7

I've been deploying stacks to swarms with the start-first option for quite a while now.

So given the following api.yml file:

version: '3.4'

services:

  api:
    image: registry.gitlab.com/myproj/api:${VERSION}
    deploy:
      update_config:
        order: start-first

I would run the following command against a swarm manager:

env VERSION=x.y.z docker stack deploy -f api.yml api

This worked fine - the old service kept serving requests until the new one was fully available. Only then would it be torn down and enter shutdown state.

Now recently, and I believe this started happening with docker v17.12.0-ce or v18.01.0-ce - or I didn't notice before - what happens instead is that the old service sometimes isn't correctly stopped.

When that happens it hangs around and keeps serving requests, resulting in us running a mix of old and new versions side by side indefinitely.

This happens both on swarms that have the service replicated but also on one that runs it with scale=1.

What's worse, I cannot even kill the old containers. Here's what I've tried:

  • docker service rm api_api
  • docker stack rm api && docker stack deploy -f api.yml api
  • docker rm -f <container id>

Nothing allows me to get rid of the 'zombie' container. In fact docker rm -f <container id> even locks up and simply sits there.

The only way I've found to get rid of them is to restart the node. Thanks to replication I can actually afford to do that without downtime but it's not great for various reasons, least of which is what may happen if another manager were to go down while I do that.

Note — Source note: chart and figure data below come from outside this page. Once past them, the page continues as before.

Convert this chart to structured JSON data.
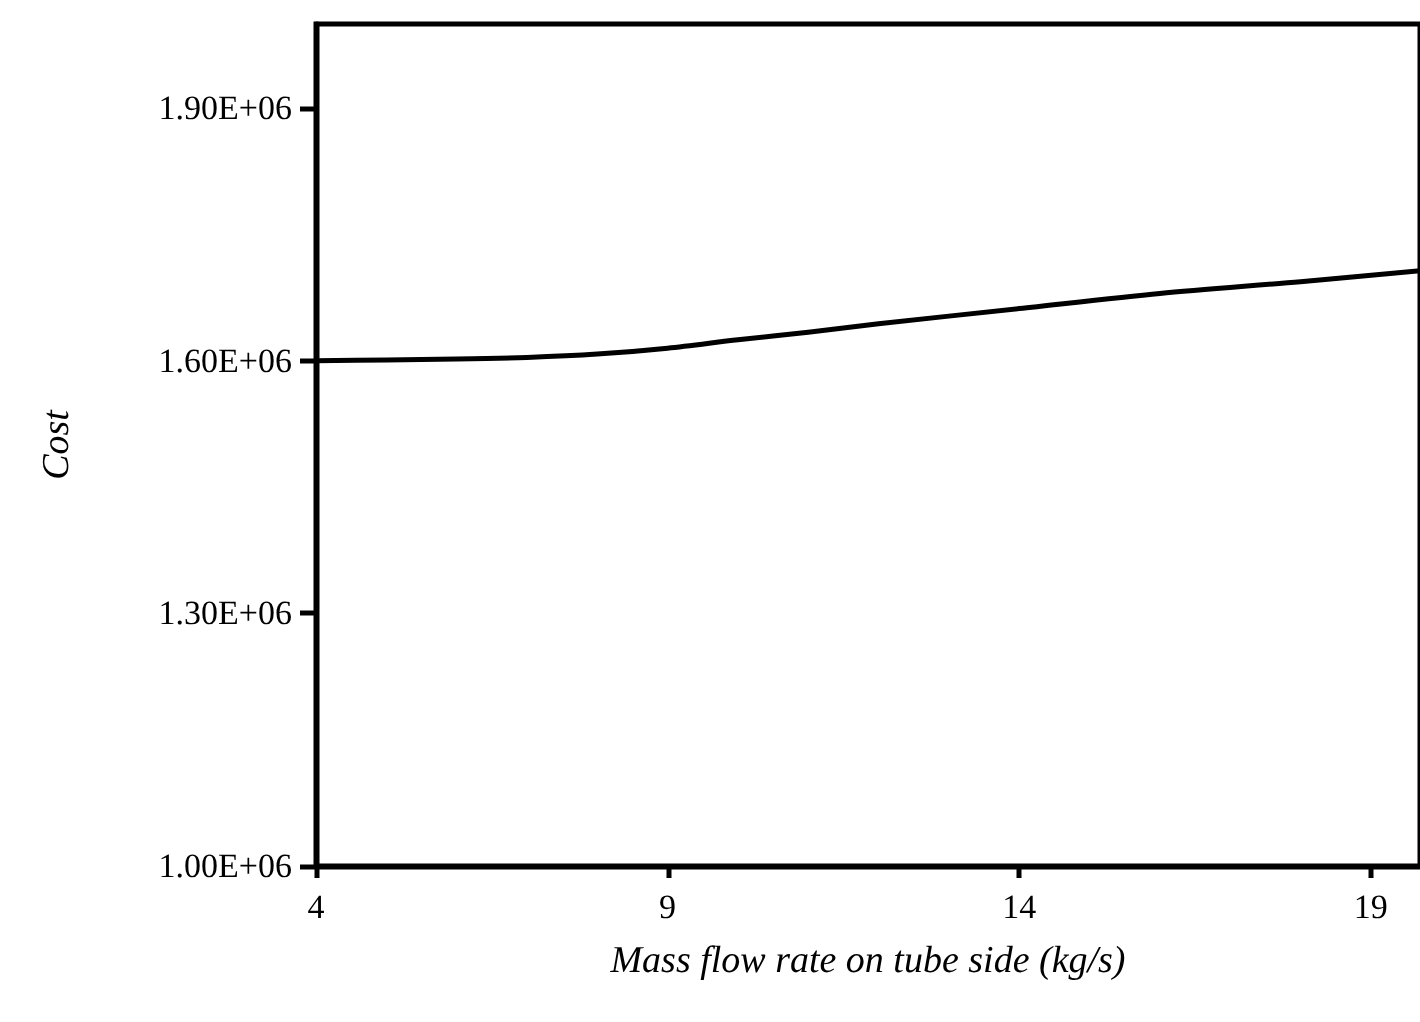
{
  "chart_data": {
    "type": "line",
    "xlabel": "Mass flow rate on tube side (kg/s)",
    "ylabel": "Cost",
    "x": [
      4,
      5,
      6,
      7,
      8,
      9,
      10,
      11,
      12,
      14,
      16,
      18,
      19.7
    ],
    "series": [
      {
        "color": "#000000",
        "values": [
          1600000,
          1601000,
          1602000,
          1604000,
          1608000,
          1615000,
          1625000,
          1634000,
          1644000,
          1662000,
          1680000,
          1694000,
          1707000
        ]
      }
    ],
    "xlim": [
      4,
      19.7
    ],
    "xticks": [
      4,
      9,
      14,
      19
    ],
    "ylim": [
      1000000,
      2000000
    ],
    "yticks": [
      {
        "value": 1000000,
        "label": "1.00E+06"
      },
      {
        "value": 1300000,
        "label": "1.30E+06"
      },
      {
        "value": 1600000,
        "label": "1.60E+06"
      },
      {
        "value": 1900000,
        "label": "1.90E+06"
      }
    ],
    "grid": false,
    "marker": "none",
    "line_style": "solid"
  }
}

Has anyone else seen this behaviour? What might be the cause and how could I debug this?

sas
  • 7,017
  • 4
  • 36
  • 50
  • 1
    I am experiencing the same problem. It doesn't happen every time. I didn't find any fix. – Petr Jul 10 '19 at 11:26
  • I also experienced the same problem today. It happened after my ram usage was full and my instance stopped responding. I used docker kill to kill the previous container. – Aniket Singla Nov 07 '20 at 18:29
  • For "stuck" processes I would check if they're in uninterruptible I/O and then track down the other "side" of that I/O connection to see why. Can you find the process on the node? – joebeeson Dec 14 '20 at 21:50
  • Happens for me too. At the moment I do `docker service update --force ` to get the correct number of replicas. – Sheepwall Feb 28 '22 at 15:48

1 Answers1

1

Try to set max_replicas_per_node (1 if only needed one replica per node) in placement section

Refer to https://docs.docker.com/compose/compose-file/compose-file-v3/